While regulators and companies have successfully navigated these changing technologies while ensuring data integrity, Goldrick points out that keeping staff and users on board is a key element that risks being overlooked: “Implementing and maintaining these systems requires significant user training, and the cost and time spent on training is significant,” he says.
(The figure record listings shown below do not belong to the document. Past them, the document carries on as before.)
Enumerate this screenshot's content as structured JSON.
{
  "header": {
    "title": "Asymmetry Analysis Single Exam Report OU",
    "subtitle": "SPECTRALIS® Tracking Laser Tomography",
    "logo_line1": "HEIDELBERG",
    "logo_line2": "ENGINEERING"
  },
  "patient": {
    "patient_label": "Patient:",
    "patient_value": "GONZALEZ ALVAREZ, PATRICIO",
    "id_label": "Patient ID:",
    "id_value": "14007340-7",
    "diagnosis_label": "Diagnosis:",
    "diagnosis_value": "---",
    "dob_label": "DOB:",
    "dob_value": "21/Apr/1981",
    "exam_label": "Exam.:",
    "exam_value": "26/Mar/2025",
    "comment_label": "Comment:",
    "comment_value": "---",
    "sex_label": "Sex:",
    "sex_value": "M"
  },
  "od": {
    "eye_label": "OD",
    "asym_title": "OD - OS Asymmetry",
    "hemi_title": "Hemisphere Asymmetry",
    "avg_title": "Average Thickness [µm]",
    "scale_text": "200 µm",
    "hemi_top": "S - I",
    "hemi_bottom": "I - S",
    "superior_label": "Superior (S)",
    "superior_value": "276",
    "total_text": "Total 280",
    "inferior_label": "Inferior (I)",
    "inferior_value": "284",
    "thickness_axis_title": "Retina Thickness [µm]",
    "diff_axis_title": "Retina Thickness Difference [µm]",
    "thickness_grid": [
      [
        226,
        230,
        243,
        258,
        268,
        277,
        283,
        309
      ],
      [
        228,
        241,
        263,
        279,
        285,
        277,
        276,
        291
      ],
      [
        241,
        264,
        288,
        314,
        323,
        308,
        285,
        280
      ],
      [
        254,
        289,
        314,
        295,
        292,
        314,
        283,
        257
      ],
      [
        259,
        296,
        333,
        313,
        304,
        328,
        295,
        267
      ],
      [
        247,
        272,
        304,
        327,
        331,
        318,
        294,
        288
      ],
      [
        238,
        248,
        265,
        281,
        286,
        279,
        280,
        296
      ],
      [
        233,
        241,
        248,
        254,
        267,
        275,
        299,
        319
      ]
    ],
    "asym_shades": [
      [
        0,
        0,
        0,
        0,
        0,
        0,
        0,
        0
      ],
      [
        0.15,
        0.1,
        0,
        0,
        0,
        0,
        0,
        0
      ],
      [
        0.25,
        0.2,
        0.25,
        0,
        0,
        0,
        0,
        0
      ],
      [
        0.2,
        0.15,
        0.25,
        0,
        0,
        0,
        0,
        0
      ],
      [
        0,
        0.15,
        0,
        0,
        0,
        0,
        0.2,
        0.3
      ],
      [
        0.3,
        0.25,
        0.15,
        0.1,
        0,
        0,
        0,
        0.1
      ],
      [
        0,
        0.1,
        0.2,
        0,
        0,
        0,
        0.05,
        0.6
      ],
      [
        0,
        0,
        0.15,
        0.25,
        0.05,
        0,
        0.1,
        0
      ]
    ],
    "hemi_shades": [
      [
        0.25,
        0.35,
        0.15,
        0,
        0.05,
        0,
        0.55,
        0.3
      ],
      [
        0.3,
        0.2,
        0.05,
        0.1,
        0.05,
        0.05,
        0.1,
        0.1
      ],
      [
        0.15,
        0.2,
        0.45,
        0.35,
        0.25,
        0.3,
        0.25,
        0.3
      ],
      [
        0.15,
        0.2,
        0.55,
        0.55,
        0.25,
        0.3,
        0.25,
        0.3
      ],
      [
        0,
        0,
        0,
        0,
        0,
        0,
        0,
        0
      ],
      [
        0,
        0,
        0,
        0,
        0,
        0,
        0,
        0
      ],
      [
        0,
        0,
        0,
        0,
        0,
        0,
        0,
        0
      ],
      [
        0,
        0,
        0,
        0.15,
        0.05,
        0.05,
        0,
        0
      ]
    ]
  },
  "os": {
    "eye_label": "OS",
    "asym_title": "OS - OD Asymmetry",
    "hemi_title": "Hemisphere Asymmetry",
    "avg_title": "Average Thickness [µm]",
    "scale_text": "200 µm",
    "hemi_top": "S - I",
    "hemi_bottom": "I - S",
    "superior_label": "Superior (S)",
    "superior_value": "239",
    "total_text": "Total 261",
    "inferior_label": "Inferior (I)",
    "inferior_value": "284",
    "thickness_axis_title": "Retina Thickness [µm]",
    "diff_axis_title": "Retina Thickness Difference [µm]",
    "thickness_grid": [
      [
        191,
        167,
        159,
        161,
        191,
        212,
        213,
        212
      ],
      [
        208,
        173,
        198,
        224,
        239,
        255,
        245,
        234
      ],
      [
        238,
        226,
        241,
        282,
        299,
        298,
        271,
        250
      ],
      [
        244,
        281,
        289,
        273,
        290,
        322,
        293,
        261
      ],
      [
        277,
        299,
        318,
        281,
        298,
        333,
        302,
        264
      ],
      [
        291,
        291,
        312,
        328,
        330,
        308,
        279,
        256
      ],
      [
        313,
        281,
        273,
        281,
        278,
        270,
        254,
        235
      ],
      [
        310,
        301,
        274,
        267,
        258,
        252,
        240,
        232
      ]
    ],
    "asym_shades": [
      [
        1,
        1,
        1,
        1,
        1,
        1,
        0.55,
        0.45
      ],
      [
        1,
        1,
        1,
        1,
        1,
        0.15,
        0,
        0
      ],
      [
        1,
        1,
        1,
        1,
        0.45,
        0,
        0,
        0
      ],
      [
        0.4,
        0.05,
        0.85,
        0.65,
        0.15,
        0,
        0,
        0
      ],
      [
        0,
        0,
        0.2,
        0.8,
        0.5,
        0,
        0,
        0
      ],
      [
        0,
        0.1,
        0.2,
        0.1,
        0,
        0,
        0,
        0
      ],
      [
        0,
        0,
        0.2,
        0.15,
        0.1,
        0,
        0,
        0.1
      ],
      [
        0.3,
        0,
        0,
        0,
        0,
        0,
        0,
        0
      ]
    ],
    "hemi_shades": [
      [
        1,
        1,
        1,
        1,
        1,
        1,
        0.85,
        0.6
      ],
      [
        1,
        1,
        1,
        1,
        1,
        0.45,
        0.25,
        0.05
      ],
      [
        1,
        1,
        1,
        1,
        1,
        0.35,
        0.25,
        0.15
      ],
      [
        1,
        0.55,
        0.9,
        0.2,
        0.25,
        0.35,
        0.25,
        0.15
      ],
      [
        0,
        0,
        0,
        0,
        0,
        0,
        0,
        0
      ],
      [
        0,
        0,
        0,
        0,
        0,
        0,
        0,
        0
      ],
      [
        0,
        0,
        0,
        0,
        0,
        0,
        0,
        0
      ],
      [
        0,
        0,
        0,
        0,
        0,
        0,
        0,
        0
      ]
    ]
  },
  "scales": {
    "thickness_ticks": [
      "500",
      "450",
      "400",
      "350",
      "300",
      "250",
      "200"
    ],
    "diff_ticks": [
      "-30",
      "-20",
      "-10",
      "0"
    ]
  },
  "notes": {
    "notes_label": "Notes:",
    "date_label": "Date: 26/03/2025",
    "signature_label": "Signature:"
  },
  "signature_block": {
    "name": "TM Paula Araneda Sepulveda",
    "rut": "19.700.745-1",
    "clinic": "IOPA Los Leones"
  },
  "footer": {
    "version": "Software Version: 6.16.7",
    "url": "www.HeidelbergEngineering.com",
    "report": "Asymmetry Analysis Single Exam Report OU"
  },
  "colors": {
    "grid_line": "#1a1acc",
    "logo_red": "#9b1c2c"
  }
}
Mascarenhas-Melo highlights the new GAMP-5 guidelines, which encourage end users to work extensively with their suppliers and leverage their expertise in maintaining digital systems, while suppliers must adapt to new ongoing support models that involve working closely with end users long after the sale has been completed.
The risks of Industry 4.0
Any fully digitalized process will have security vulnerabilities that suppliers and drug companies need to prepare for, Goldrick said.“Reliance on cloud storage increases the industry’s exposure to cybersecurity threats, including the potential for unauthorized access to sensitive or patient-specific information,” he says.
These risks are already evident. attack The attack on UnitedHealth, the world’s largest healthcare company by revenue, threatened to release patient data and shut down pharmacy operations for several days. strike Attack on pharmaceutical giant Cencora. Ensuring the integrity of sensitive medical data and training those who manage it is the only way to protect against attacks like this.
How to ensure data integrity in an evolving environment
The showdown between the pharmaceutical industry and Industry 4.0 technologies will continue. The question is not whether the technologies will change the industry, but who will be the first to exploit the new situation to their own advantage: industry players, regulators, or cybercriminals.
To make their systems secure and maximize data integrity, pharmaceutical companies will need to invest in both hardware and proper training of staff. While the costs may deter some, Mascarenhas Melo has a warning for companies that are slow to act: “Slow adopters will struggle to catch up as their more digitally advanced peers pull ahead, and could find themselves at a competitive disadvantage.”
About the interviewee:
Dr. Filipa Mascarenhas Melo is an Assistant Professor at the School of Advanced Health Sciences, Polytechnic University of Guarda, Portugal, and an Integration Researcher in the BRIDGES (Biotechnology Research, Innovation and Design for Health Products) program at the same university, and a Collaborative Researcher at the School of Pharmaceutical Technology, University of Coimbra.
Dr Steven Goldrick is a Lecturer and Associate Professor in Digital Bioprocess Engineering in the Department of Biochemical Engineering at University College London. He specialises in the application of mathematical modelling and advanced data analytics to biotechnology processes.